О том, что щуплый, казалось, насквозь просвечивающий от страшной худобы парень, похожий в свои двадцать два года на физически недоразвитого подростка, вынашивает свою страстную идею, я узнал, когда он попал в наш приисковый лагерь где-то в бассейне реки Неры. И как всякий интеллигент, отнесся к ней с насмешливым недоверием. Было в ней что-то общее с изобретательством вечного двигателя, которым занимался в том же лагере другой полусумасшедший невежда. Крайне заурядной была и внешность художника. Обыкновенный лагерный «фитиль». Из широкого ворота драного бушлата, свисающего с его узеньких плеч как с вешалки, торчала длинная, по-детски тонкая шея. Она казалась слишком слабой для непомерно большой, лобастой головы, всё время клонившейся на грудь, как будто ее обладатель засыпал даже на ходу. Руки Бацилла держал обычно засунутыми в рукава и сложенными на груди. Правда, на улице это было необходимо, так как у него не было ни рукавиц, ни пуговиц на бушлате. Когда однажды я его о чем-то спросил, Бацилла с трудом поднял свою тяжелую голову, посмотрел на меня отсутствующим взглядом и ничего не ответил. Это обычное поведение доходяг на грани последней стадии дистрофии. Конечно же, обыкновенный фитиль, которых в каждом бараке по десятку!
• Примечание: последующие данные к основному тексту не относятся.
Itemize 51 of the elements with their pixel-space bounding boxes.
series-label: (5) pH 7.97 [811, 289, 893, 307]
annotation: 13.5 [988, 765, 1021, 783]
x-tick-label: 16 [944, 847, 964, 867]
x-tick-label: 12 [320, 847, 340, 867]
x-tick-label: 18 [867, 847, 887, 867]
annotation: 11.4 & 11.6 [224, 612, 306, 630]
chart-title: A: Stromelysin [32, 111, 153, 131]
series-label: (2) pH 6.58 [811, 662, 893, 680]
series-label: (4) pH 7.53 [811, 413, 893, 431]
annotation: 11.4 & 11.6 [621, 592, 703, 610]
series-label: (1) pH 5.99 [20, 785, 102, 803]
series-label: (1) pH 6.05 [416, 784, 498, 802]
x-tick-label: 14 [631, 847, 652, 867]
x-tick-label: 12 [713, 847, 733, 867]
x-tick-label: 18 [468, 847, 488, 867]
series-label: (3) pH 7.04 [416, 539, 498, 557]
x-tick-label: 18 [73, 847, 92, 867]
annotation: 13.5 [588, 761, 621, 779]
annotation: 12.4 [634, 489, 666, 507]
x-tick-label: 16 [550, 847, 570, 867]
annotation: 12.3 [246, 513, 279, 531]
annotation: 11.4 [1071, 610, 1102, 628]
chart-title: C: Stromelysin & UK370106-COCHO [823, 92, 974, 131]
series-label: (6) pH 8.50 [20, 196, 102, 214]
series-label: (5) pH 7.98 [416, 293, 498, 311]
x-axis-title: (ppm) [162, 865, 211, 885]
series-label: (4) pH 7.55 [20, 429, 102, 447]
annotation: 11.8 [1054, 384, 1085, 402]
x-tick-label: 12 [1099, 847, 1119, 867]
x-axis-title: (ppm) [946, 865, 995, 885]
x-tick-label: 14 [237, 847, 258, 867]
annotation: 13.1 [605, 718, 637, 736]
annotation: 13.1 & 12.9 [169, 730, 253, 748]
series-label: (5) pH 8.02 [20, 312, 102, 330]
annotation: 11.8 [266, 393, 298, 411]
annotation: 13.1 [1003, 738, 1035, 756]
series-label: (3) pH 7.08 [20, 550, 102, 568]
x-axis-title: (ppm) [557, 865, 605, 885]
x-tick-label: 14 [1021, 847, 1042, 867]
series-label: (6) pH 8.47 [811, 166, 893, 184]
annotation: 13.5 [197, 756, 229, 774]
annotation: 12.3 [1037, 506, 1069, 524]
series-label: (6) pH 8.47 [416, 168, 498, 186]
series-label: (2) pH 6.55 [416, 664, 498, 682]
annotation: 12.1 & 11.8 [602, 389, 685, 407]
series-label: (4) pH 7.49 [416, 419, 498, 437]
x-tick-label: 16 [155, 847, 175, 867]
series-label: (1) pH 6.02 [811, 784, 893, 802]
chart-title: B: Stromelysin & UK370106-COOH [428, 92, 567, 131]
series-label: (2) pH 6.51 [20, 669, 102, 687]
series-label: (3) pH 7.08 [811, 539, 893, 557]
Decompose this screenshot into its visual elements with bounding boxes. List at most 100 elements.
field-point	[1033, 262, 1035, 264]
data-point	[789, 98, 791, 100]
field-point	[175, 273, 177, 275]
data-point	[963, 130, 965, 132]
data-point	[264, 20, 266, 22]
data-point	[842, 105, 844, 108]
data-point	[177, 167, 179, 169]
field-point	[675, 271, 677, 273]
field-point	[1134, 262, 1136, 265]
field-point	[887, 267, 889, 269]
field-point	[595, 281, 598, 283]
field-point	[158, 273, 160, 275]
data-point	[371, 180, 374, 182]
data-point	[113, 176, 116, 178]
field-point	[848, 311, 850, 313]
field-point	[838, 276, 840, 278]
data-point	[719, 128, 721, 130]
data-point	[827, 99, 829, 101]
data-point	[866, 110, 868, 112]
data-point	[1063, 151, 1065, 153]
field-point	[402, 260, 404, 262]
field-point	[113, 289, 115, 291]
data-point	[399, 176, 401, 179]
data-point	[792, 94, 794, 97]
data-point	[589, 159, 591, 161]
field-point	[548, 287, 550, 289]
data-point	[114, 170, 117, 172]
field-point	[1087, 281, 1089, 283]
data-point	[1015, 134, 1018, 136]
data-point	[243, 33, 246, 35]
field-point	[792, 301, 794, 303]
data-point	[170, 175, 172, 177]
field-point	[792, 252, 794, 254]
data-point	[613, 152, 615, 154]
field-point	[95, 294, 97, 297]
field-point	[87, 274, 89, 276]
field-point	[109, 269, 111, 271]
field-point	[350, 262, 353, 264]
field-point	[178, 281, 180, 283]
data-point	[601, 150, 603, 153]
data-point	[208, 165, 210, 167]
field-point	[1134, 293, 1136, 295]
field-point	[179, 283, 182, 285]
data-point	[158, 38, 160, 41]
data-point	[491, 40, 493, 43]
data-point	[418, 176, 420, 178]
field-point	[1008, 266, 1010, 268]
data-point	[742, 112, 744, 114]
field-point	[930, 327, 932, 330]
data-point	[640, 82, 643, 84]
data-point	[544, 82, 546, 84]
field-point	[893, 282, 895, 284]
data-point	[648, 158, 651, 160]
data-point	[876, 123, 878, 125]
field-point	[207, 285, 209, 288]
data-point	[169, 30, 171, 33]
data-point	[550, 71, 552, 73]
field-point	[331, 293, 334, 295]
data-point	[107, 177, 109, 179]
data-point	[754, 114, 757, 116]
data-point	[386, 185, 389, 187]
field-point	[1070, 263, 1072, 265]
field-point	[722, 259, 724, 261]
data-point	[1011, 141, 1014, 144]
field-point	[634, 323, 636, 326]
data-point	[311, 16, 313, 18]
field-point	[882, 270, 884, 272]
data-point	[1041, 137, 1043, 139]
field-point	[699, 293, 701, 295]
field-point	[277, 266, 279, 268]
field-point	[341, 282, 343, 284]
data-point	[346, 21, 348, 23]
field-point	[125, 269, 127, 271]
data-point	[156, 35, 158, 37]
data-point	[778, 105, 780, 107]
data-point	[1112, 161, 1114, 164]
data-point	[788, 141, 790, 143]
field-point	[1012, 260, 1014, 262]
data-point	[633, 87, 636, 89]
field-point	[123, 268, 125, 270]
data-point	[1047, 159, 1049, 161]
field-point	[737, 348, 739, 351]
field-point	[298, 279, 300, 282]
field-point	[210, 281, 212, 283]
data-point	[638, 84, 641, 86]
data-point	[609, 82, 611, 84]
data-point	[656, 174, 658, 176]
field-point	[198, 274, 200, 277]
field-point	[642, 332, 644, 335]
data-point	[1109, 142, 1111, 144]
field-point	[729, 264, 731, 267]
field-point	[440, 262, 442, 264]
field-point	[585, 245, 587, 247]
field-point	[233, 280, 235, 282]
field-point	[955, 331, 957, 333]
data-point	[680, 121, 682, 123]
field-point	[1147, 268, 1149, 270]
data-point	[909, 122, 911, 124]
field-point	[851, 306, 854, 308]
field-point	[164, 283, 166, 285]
Но когда я увидел Бациллу работающим в своей «мастерской» – закуте за вешалками для онучей и промокшей одежды в барачной сушилке, – я его почти не узнал. Он сидел на низком чурбаке за неким подобием пюпитра, на котором стоял кусок фанеры, и обломком электрографита наносил на него уверенные штрихи вполне твердой рукой. Глаза художника на лице, обтянутом сухой кожей так плотно, что на нем вырисовывались почти все детали черепа, горели фанатическим воодушевлением. За его работой наблюдали поклонники таланта Бациллы из числа местных блатных. Эти люди были единственными в лагере, кто сочувствовал его идее написать обличительную картину. Правда, никто из них не знал, что это будет за сюжет, как не знал еще, наверно, и сам художник. Вся сцена сильно напоминала чью-то картину, изображавшую работу живописца-неандертальца в доисторической пещере.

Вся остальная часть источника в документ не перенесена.